The victory of Capitalism over Communism is so utter and so final that it is hard to imagine a communist revolution taking place anywhere in the world today; as a beacon of capitalist success, Singapore is no different. A bourgeois nation such as Singapore is hardly fertile ground for the communist provocateur. It is thus extremely strange that the Government would ban the documentary 'To Singapore, With Love' on the grounds of national security concerns.
Comintern, the organisation tasked with spreading communism in the world can now only be found in history books; young Singaporeans are unlikely to have even heard of it. The Communist Party of Malaya, an armed revolutionary group was no doubt guilty of many deaths in its decades-long insurrection - but with it's surrender to the Malaysian government in the 1980's, they are also a relic of history.
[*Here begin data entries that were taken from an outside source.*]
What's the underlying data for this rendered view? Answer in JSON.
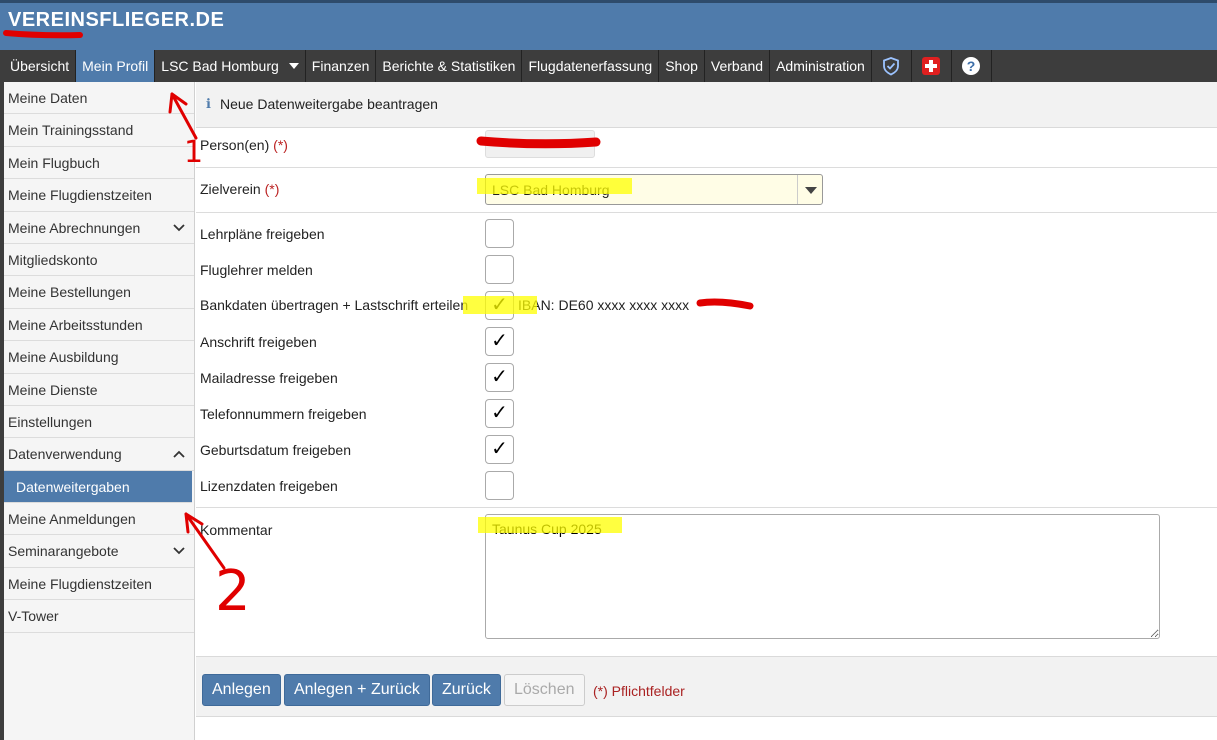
{
  "app": {
    "logo": "VEREINSFLIEGER.DE"
  },
  "nav": {
    "items": [
      "Übersicht",
      "Mein Profil",
      "LSC Bad Homburg",
      "Finanzen",
      "Berichte & Statistiken",
      "Flugdatenerfassung",
      "Shop",
      "Verband",
      "Administration"
    ],
    "active": "Mein Profil",
    "icons": [
      "shield-check-icon",
      "first-aid-icon",
      "help-icon"
    ]
  },
  "sidebar": {
    "items": [
      "Meine Daten",
      "Mein Trainingsstand",
      "Mein Flugbuch",
      "Meine Flugdienstzeiten",
      "Meine Abrechnungen",
      "Mitgliedskonto",
      "Meine Bestellungen",
      "Meine Arbeitsstunden",
      "Meine Ausbildung",
      "Meine Dienste",
      "Einstellungen",
      "Datenverwendung",
      "Datenweitergaben",
      "Meine Anmeldungen",
      "Seminarangebote",
      "Meine Flugdienstzeiten",
      "V-Tower"
    ],
    "selected": "Datenweitergaben"
  },
  "form": {
    "title": "Neue Datenweitergabe beantragen",
    "person_label": "Person(en)",
    "required_mark": "(*)",
    "zielverein_label": "Zielverein",
    "zielverein_value": "LSC Bad Homburg",
    "checkboxes": [
      {
        "label": "Lehrpläne freigeben",
        "checked": false
      },
      {
        "label": "Fluglehrer melden",
        "checked": false
      },
      {
        "label": "Bankdaten übertragen + Lastschrift erteilen",
        "checked": true
      },
      {
        "label": "Anschrift freigeben",
        "checked": true
      },
      {
        "label": "Mailadresse freigeben",
        "checked": true
      },
      {
        "label": "Telefonnummern freigeben",
        "checked": true
      },
      {
        "label": "Geburtsdatum freigeben",
        "checked": true
      },
      {
        "label": "Lizenzdaten freigeben",
        "checked": false
      }
    ],
    "iban_text": "IBAN: DE60 xxxx xxxx xxxx",
    "check_glyph": "✓",
    "kommentar_label": "Kommentar",
    "kommentar_value": "Taunus Cup 2025",
    "buttons": {
      "anlegen": "Anlegen",
      "anlegen_zurueck": "Anlegen + Zurück",
      "zurueck": "Zurück",
      "loeschen": "Löschen"
    },
    "pflichtfelder": "(*) Pflichtfelder"
  },
  "annotations": {
    "marker1": "1",
    "marker2": "2"
  },
  "colors": {
    "brand": "#4f7bab",
    "nav": "#3d3d3d",
    "annotation_red": "#e00000",
    "highlight_yellow": "#ffff00"
  }
}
Many of the exiles from the 60s are also octogenarians in the twilight of their lives; unlike the detainees of Operation Spectrum of the '80s, they have little or no hope of making a comeback.
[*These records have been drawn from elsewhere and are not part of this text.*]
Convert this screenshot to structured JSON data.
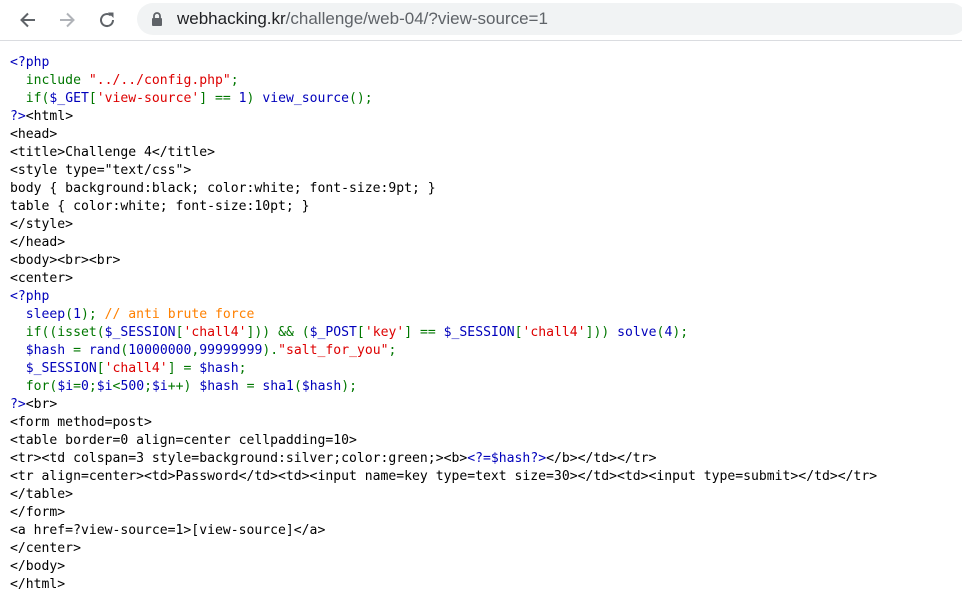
{
  "browser": {
    "back_icon": "arrow-left-icon",
    "forward_icon": "arrow-right-icon",
    "reload_icon": "reload-icon",
    "lock_icon": "lock-icon",
    "url_host": "webhacking.kr",
    "url_path": "/challenge/web-04/?view-source=1"
  },
  "source": {
    "lines": [
      [
        {
          "t": "<?php",
          "c": "tag"
        }
      ],
      [
        {
          "t": "  include ",
          "c": "inc"
        },
        {
          "t": "\"../../config.php\"",
          "c": "str"
        },
        {
          "t": ";",
          "c": "inc"
        }
      ],
      [
        {
          "t": "  if(",
          "c": "inc"
        },
        {
          "t": "$_GET",
          "c": "kw"
        },
        {
          "t": "[",
          "c": "inc"
        },
        {
          "t": "'view-source'",
          "c": "str"
        },
        {
          "t": "] == ",
          "c": "inc"
        },
        {
          "t": "1",
          "c": "kw"
        },
        {
          "t": ") ",
          "c": "inc"
        },
        {
          "t": "view_source",
          "c": "kw"
        },
        {
          "t": "();",
          "c": "inc"
        }
      ],
      [
        {
          "t": "?>",
          "c": "tag"
        },
        {
          "t": "<html>",
          "c": ""
        }
      ],
      [
        {
          "t": "<head>",
          "c": ""
        }
      ],
      [
        {
          "t": "<title>Challenge 4</title>",
          "c": ""
        }
      ],
      [
        {
          "t": "<style type=\"text/css\">",
          "c": ""
        }
      ],
      [
        {
          "t": "body { background:black; color:white; font-size:9pt; }",
          "c": ""
        }
      ],
      [
        {
          "t": "table { color:white; font-size:10pt; }",
          "c": ""
        }
      ],
      [
        {
          "t": "</style>",
          "c": ""
        }
      ],
      [
        {
          "t": "</head>",
          "c": ""
        }
      ],
      [
        {
          "t": "<body><br><br>",
          "c": ""
        }
      ],
      [
        {
          "t": "<center>",
          "c": ""
        }
      ],
      [
        {
          "t": "<?php",
          "c": "tag"
        }
      ],
      [
        {
          "t": "  sleep",
          "c": "kw"
        },
        {
          "t": "(",
          "c": "inc"
        },
        {
          "t": "1",
          "c": "kw"
        },
        {
          "t": "); ",
          "c": "inc"
        },
        {
          "t": "// anti brute force",
          "c": "cm"
        }
      ],
      [
        {
          "t": "  if((isset(",
          "c": "inc"
        },
        {
          "t": "$_SESSION",
          "c": "kw"
        },
        {
          "t": "[",
          "c": "inc"
        },
        {
          "t": "'chall4'",
          "c": "str"
        },
        {
          "t": "])) && (",
          "c": "inc"
        },
        {
          "t": "$_POST",
          "c": "kw"
        },
        {
          "t": "[",
          "c": "inc"
        },
        {
          "t": "'key'",
          "c": "str"
        },
        {
          "t": "] == ",
          "c": "inc"
        },
        {
          "t": "$_SESSION",
          "c": "kw"
        },
        {
          "t": "[",
          "c": "inc"
        },
        {
          "t": "'chall4'",
          "c": "str"
        },
        {
          "t": "])) ",
          "c": "inc"
        },
        {
          "t": "solve",
          "c": "kw"
        },
        {
          "t": "(",
          "c": "inc"
        },
        {
          "t": "4",
          "c": "kw"
        },
        {
          "t": ");",
          "c": "inc"
        }
      ],
      [
        {
          "t": "  $hash ",
          "c": "kw"
        },
        {
          "t": "= ",
          "c": "inc"
        },
        {
          "t": "rand",
          "c": "kw"
        },
        {
          "t": "(",
          "c": "inc"
        },
        {
          "t": "10000000",
          "c": "kw"
        },
        {
          "t": ",",
          "c": "inc"
        },
        {
          "t": "99999999",
          "c": "kw"
        },
        {
          "t": ").",
          "c": "inc"
        },
        {
          "t": "\"salt_for_you\"",
          "c": "str"
        },
        {
          "t": ";",
          "c": "inc"
        }
      ],
      [
        {
          "t": "  $_SESSION",
          "c": "kw"
        },
        {
          "t": "[",
          "c": "inc"
        },
        {
          "t": "'chall4'",
          "c": "str"
        },
        {
          "t": "] = ",
          "c": "inc"
        },
        {
          "t": "$hash",
          "c": "kw"
        },
        {
          "t": ";",
          "c": "inc"
        }
      ],
      [
        {
          "t": "  for(",
          "c": "inc"
        },
        {
          "t": "$i",
          "c": "kw"
        },
        {
          "t": "=",
          "c": "inc"
        },
        {
          "t": "0",
          "c": "kw"
        },
        {
          "t": ";",
          "c": "inc"
        },
        {
          "t": "$i",
          "c": "kw"
        },
        {
          "t": "<",
          "c": "inc"
        },
        {
          "t": "500",
          "c": "kw"
        },
        {
          "t": ";",
          "c": "inc"
        },
        {
          "t": "$i",
          "c": "kw"
        },
        {
          "t": "++) ",
          "c": "inc"
        },
        {
          "t": "$hash ",
          "c": "kw"
        },
        {
          "t": "= ",
          "c": "inc"
        },
        {
          "t": "sha1",
          "c": "kw"
        },
        {
          "t": "(",
          "c": "inc"
        },
        {
          "t": "$hash",
          "c": "kw"
        },
        {
          "t": ");",
          "c": "inc"
        }
      ],
      [
        {
          "t": "?>",
          "c": "tag"
        },
        {
          "t": "<br>",
          "c": ""
        }
      ],
      [
        {
          "t": "<form method=post>",
          "c": ""
        }
      ],
      [
        {
          "t": "<table border=0 align=center cellpadding=10>",
          "c": ""
        }
      ],
      [
        {
          "t": "<tr><td colspan=3 style=background:silver;color:green;><b>",
          "c": ""
        },
        {
          "t": "<?=",
          "c": "tag"
        },
        {
          "t": "$hash",
          "c": "kw"
        },
        {
          "t": "?>",
          "c": "tag"
        },
        {
          "t": "</b></td></tr>",
          "c": ""
        }
      ],
      [
        {
          "t": "<tr align=center><td>Password</td><td><input name=key type=text size=30></td><td><input type=submit></td></tr>",
          "c": ""
        }
      ],
      [
        {
          "t": "</table>",
          "c": ""
        }
      ],
      [
        {
          "t": "</form>",
          "c": ""
        }
      ],
      [
        {
          "t": "<a href=?view-source=1>[view-source]</a>",
          "c": ""
        }
      ],
      [
        {
          "t": "</center>",
          "c": ""
        }
      ],
      [
        {
          "t": "</body>",
          "c": ""
        }
      ],
      [
        {
          "t": "</html>",
          "c": ""
        }
      ]
    ]
  }
}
The argument of the government however is that some of the interviewees have distorted the truth by denying that they were ever communists.
I fail to see how this matters. Even if they were not communists, there is no doubt that most were left-leaning activists whose vision for post-colonial Singapore was a at least a socialist one; however, no post-colonial country which adopted left-leaning, socialist policies has prospered. Every of the 4 Asian tigers, Hong Kong, Taiwan, Singapore and South Korea have developed first-world states by embracing capitalist, market-economies. Socialism, on the other hand, proved to be a bankrupt ideology for poor, new nations that had nothing to re-distribute.
Whether they were communist revolutionaries or socialist radicals, everything they have stood for has been proven wrong by the passage of time.
Throughout history, at the birth of every nation, there is always a gigantic struggle between competing ideologies and their adherents. Often, blood is shed. In Singapore's case, the losers were exiled and the victors, the PAP government have cemented their victory with fifty years of prosperity, taking its people from third world to first.
The triumph of its vision versus those of the exiles could not be any more absolute.
It is precisely because of this that I feel that the Government should be secure enough for the stories of those it long-ago vanquished to be told. Almost 50, Singapore is no longer a new nation and understanding what-could-have-been, if things turned out differently half a century ago, may well help a new generation of Singaporeans better appreciate the achievements of the PAP government.